Hafif silahlara erişim, silahların taşınması ve kullanılmasıyla ilgili yasal düzenlemeler, kamuya açık alanlarda silah taşıma özgürlüğü, evlerde silah bulundurma oranı, silahların uygun koşullarda saklanması gibi etkenler, halkı tehdit eden şiddet olaylarında riski belirleyen faktörler olarak öne çıkıyor.
Ateşli silahların kullanıldığı şiddet olaylarının önlenmesinde, bu olayların ayrıntılarıyla ilgili daha fazla veriye ihtiyaç duyulduğu, mevcut metotların bu konudaki verileri toplamada yetersiz kaldığı belirtiliyor.
Şiddet olaylarının önlenmesi konusunda raporda önerilen "kamu sağlığı" yaklaşımının, adalet sisteminin harekete geçirilmesi, eğitim, yoksulluğun önlenmesi ya da şiddeti hedef alan başka programlara alternatif olmadığı, bu yaklaşımın "kanıtlar, analiz ve müdahaleyi" içeren bir çerçeve sunduğu kaydediliyor.
Şiddetin önlenmesinde kamu sağlığı yaklaşımı, "risk faktörlerinin tanımlanması, tanımlanan risklerin hesaplanması, risk faktörlerinin azaltılması için önlemler alınması ve bu önlemlerin etkisinin değerlendirilmesi" süreçlerini içeriyor.
İnternet üzerinde, "http://www.smallarmssurvey.org" adresinden tam metnine ulaşılabilen raporda, bir bireyin, şiddete başvurup başvurmayacağı ya da bunu ne zaman yapacağını öngörmenin mümkün olmadığı, risk faktörlerinin kişinin hayatı boyunca değişkenlik gösterdiği de vurgulanıyor.
TÜRKİYE'DE, PATLAMAYA HAZIR MİLYONLARCA SİLAH
Türkiye'de, bireysel silahlanmada ve ateşli silahların kullanıldığı şiddet olaylarında da artış gözleniyor.

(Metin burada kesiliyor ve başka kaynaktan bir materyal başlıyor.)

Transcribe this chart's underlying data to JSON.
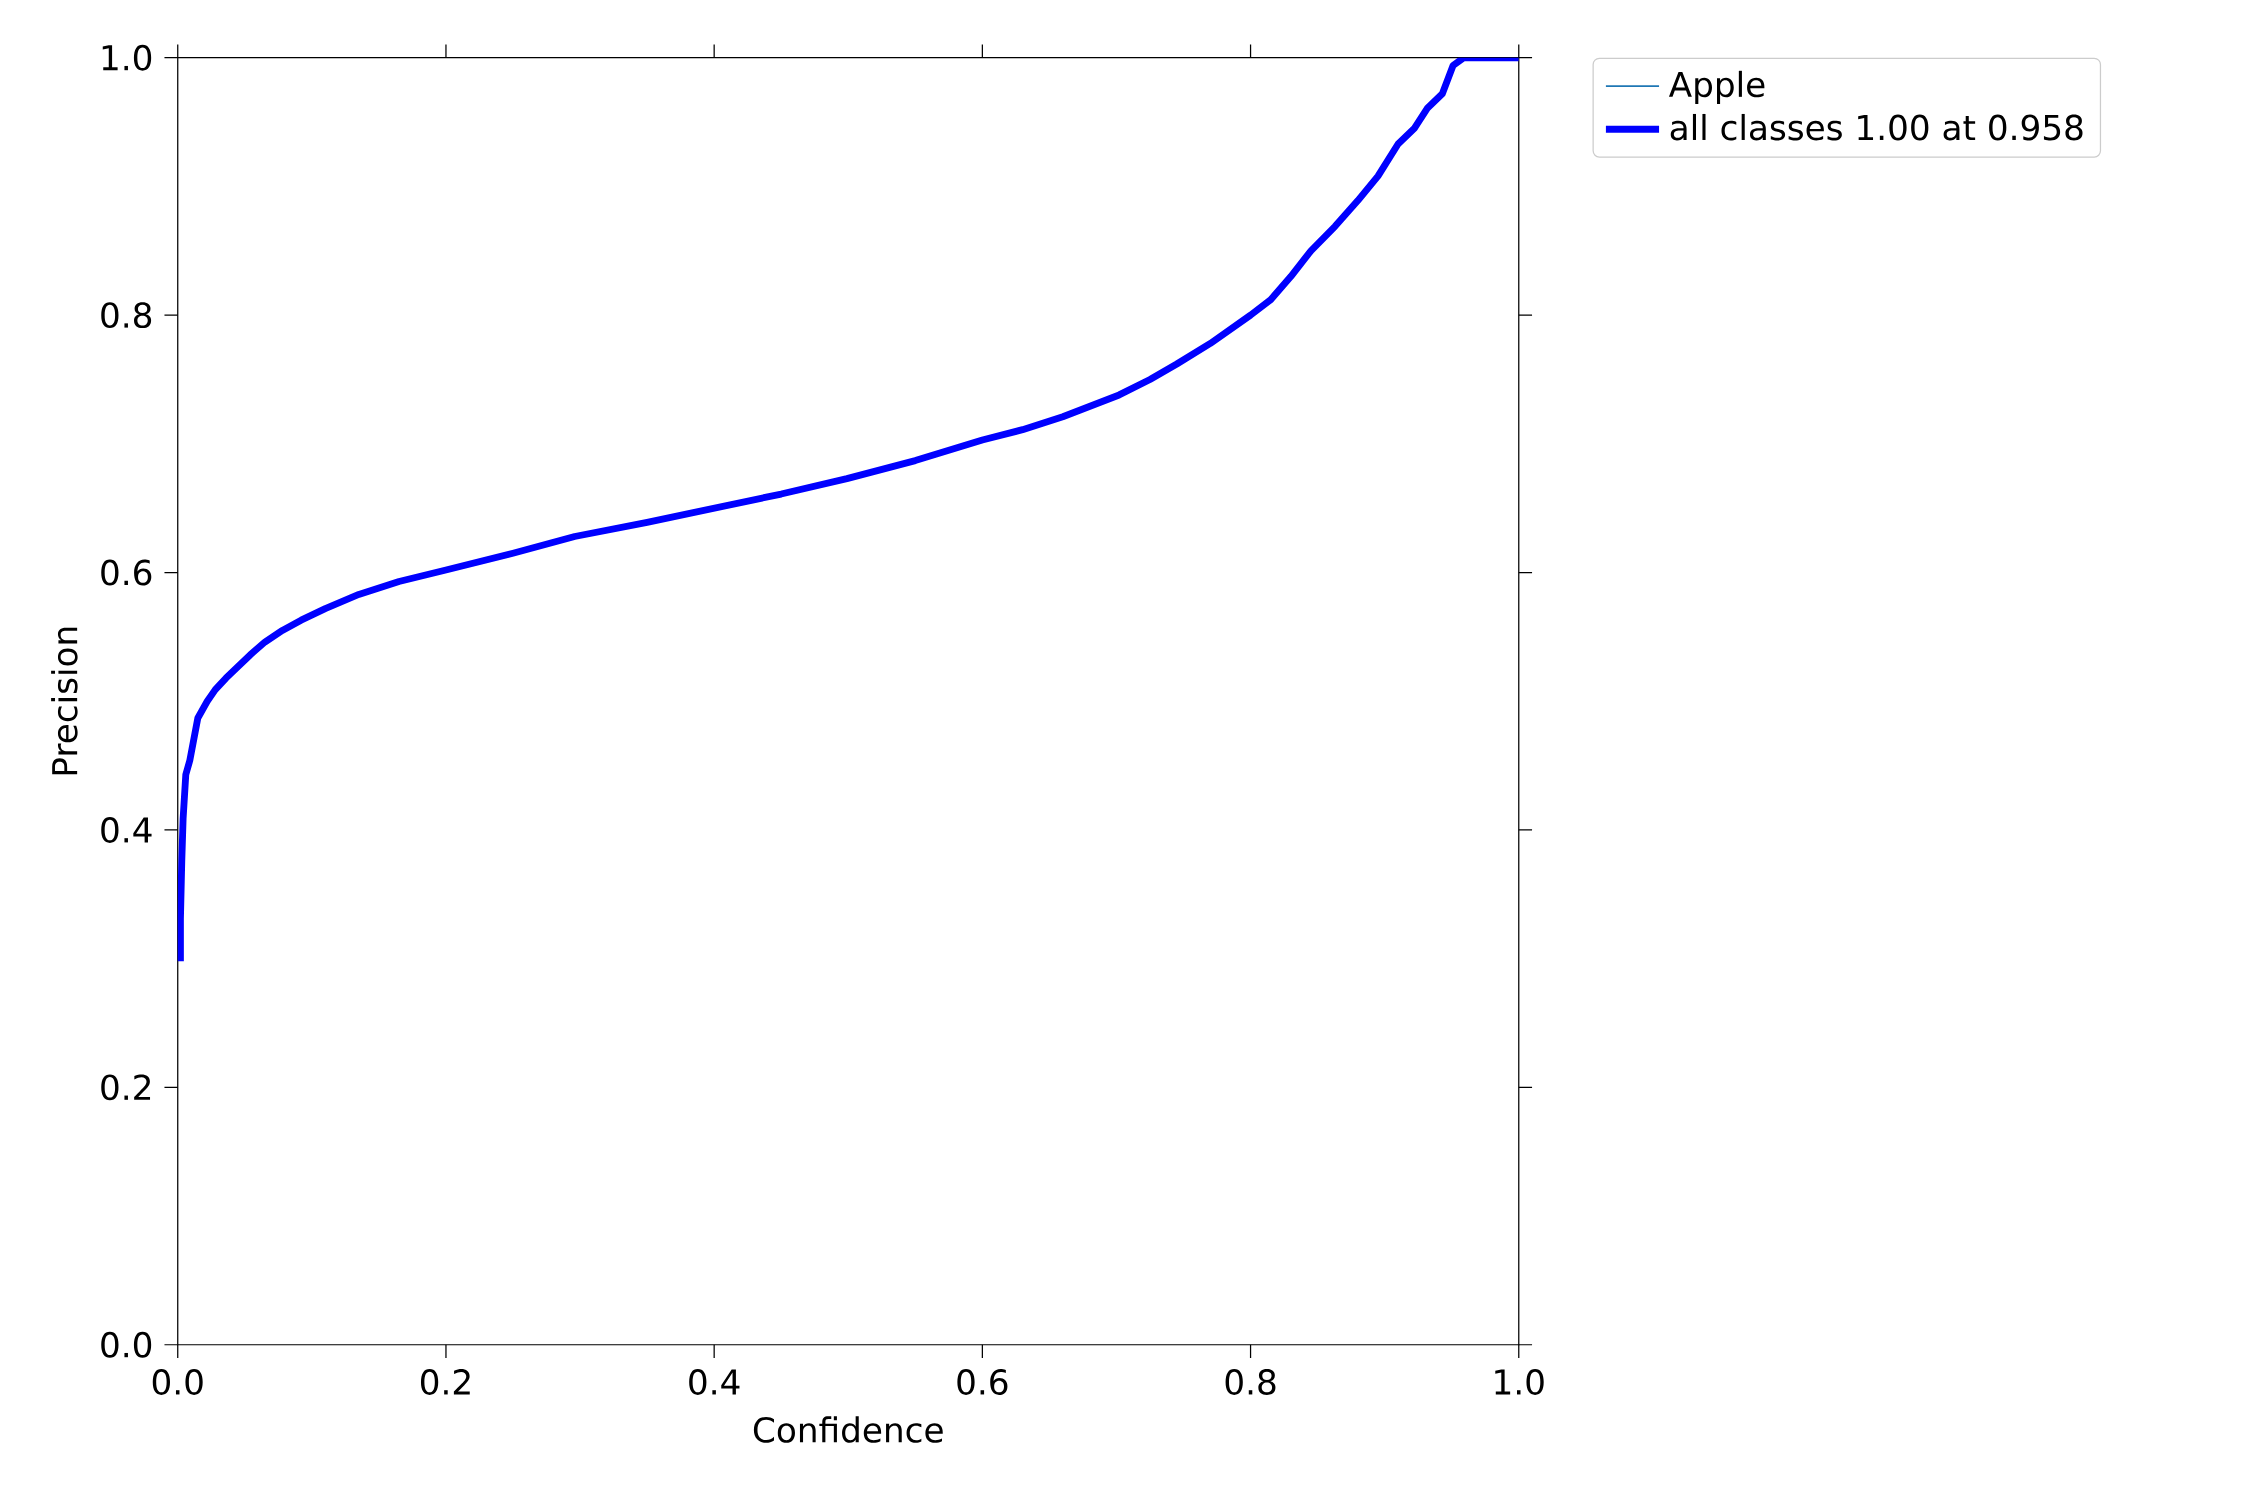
{
  "chart_data": {
    "type": "line",
    "xlabel": "Confidence",
    "ylabel": "Precision",
    "xlim": [
      0,
      1
    ],
    "ylim": [
      0,
      1
    ],
    "xticks": [
      {
        "value": 0,
        "label": "0.0"
      },
      {
        "value": 0.2,
        "label": "0.2"
      },
      {
        "value": 0.4,
        "label": "0.4"
      },
      {
        "value": 0.6,
        "label": "0.6"
      },
      {
        "value": 0.8,
        "label": "0.8"
      },
      {
        "value": 1,
        "label": "1.0"
      }
    ],
    "yticks": [
      {
        "value": 0,
        "label": "0.0"
      },
      {
        "value": 0.2,
        "label": "0.2"
      },
      {
        "value": 0.4,
        "label": "0.4"
      },
      {
        "value": 0.6,
        "label": "0.6"
      },
      {
        "value": 0.8,
        "label": "0.8"
      },
      {
        "value": 1,
        "label": "1.0"
      }
    ],
    "legend": "top right",
    "grid": false,
    "x": [
      0.002,
      0.002,
      0.003,
      0.004,
      0.006,
      0.009,
      0.015,
      0.022,
      0.028,
      0.036,
      0.044,
      0.054,
      0.065,
      0.078,
      0.092,
      0.11,
      0.135,
      0.165,
      0.2,
      0.25,
      0.296,
      0.35,
      0.4,
      0.45,
      0.499,
      0.55,
      0.6,
      0.63,
      0.66,
      0.702,
      0.725,
      0.745,
      0.77,
      0.8,
      0.815,
      0.83,
      0.845,
      0.863,
      0.88,
      0.895,
      0.91,
      0.922,
      0.932,
      0.943,
      0.951,
      0.959,
      0.98,
      1.0
    ],
    "series": [
      {
        "name": "Apple",
        "color": "#1f77b4",
        "values": [
          null,
          null,
          null,
          null,
          null,
          null,
          null,
          null,
          null,
          null,
          null,
          null,
          null,
          null,
          null,
          null,
          null,
          null,
          null,
          null,
          null,
          null,
          null,
          null,
          null,
          null,
          null,
          null,
          null,
          null,
          null,
          null,
          null,
          null,
          null,
          null,
          null,
          null,
          null,
          null,
          null,
          null,
          null,
          null,
          null,
          null,
          null,
          null
        ]
      },
      {
        "name": "all classes 1.00 at 0.958",
        "color": "#0000ff",
        "values": [
          0.298,
          0.331,
          0.376,
          0.409,
          0.443,
          0.454,
          0.487,
          0.5,
          0.509,
          0.518,
          0.526,
          0.536,
          0.546,
          0.555,
          0.563,
          0.572,
          0.583,
          0.593,
          0.602,
          0.615,
          0.628,
          0.639,
          0.65,
          0.661,
          0.673,
          0.687,
          0.703,
          0.711,
          0.721,
          0.738,
          0.75,
          0.762,
          0.778,
          0.8,
          0.812,
          0.83,
          0.85,
          0.869,
          0.889,
          0.908,
          0.933,
          0.945,
          0.961,
          0.972,
          0.994,
          1.0,
          1.0,
          1.0
        ]
      }
    ]
  }
}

Bireysel silahlanmayla mücadele eden Umut Vakfı verilerine göre, polis ve jandarma bölgesinde bulunan ruhsatlı silah sayısı yaklaşık 2,5 milyon. Suç olaylarında kullanılan ruhsatsız silahlar da hesaba katıldığında, ülke genelinde kişilerin kullanımındaki toplam silah sayısının 7 ile 10 milyon arasında olduğu tahmin ediliyor.
Vakfın, Emniyet Genel Müdürlüğü verilerinden yaptığı derlemeye göre, sadece bu yılın ilk 3 ayında, Türkiye genelinde polis sorumluluk alanında meydana gelen toplam 200 bin 896 asayiş olayında 2616 kişi hayatını kaybetti.
Bu olayların yüzde 2,72'sinde ateşli silah kullanıldığı, kullanılan silah sayısının 5470 olduğu belirtiliyor. Kullanılan silahların yüzde 16,7'sinin ruhsatlı, yüzde 83,3'ünün ise ruhsatsız olduğu tespit edildi.
Bir önceki yılın oranlarına bakıldığında ise silah kullanımında yüzde 57 artış olduğu, ruhsatlı silah kullanımının arttığı dikkat çekiyor.
Araştırmayı derleyen Umut Vakfı Yönetim Kurulu Üyesi Psikiyatrist Dr. Ayhan Akcan, ayrıntılı silah dağılımında tabanca ve kurusıkıların belirgin biçimde öne çıktığına, kurusıkı silahlarla ilgili yasaya rağmen henüz denetim olmadığı ve yasanın pratikte uygulanmadığına vurgu yapıyor.
Akcan, ruhsatlı silahlanmanın "caydırıcı" olmadığını ve aksine yaralama ve ölüm aleti olarak yaygın şekilde kullanıldığını ifade ediyor.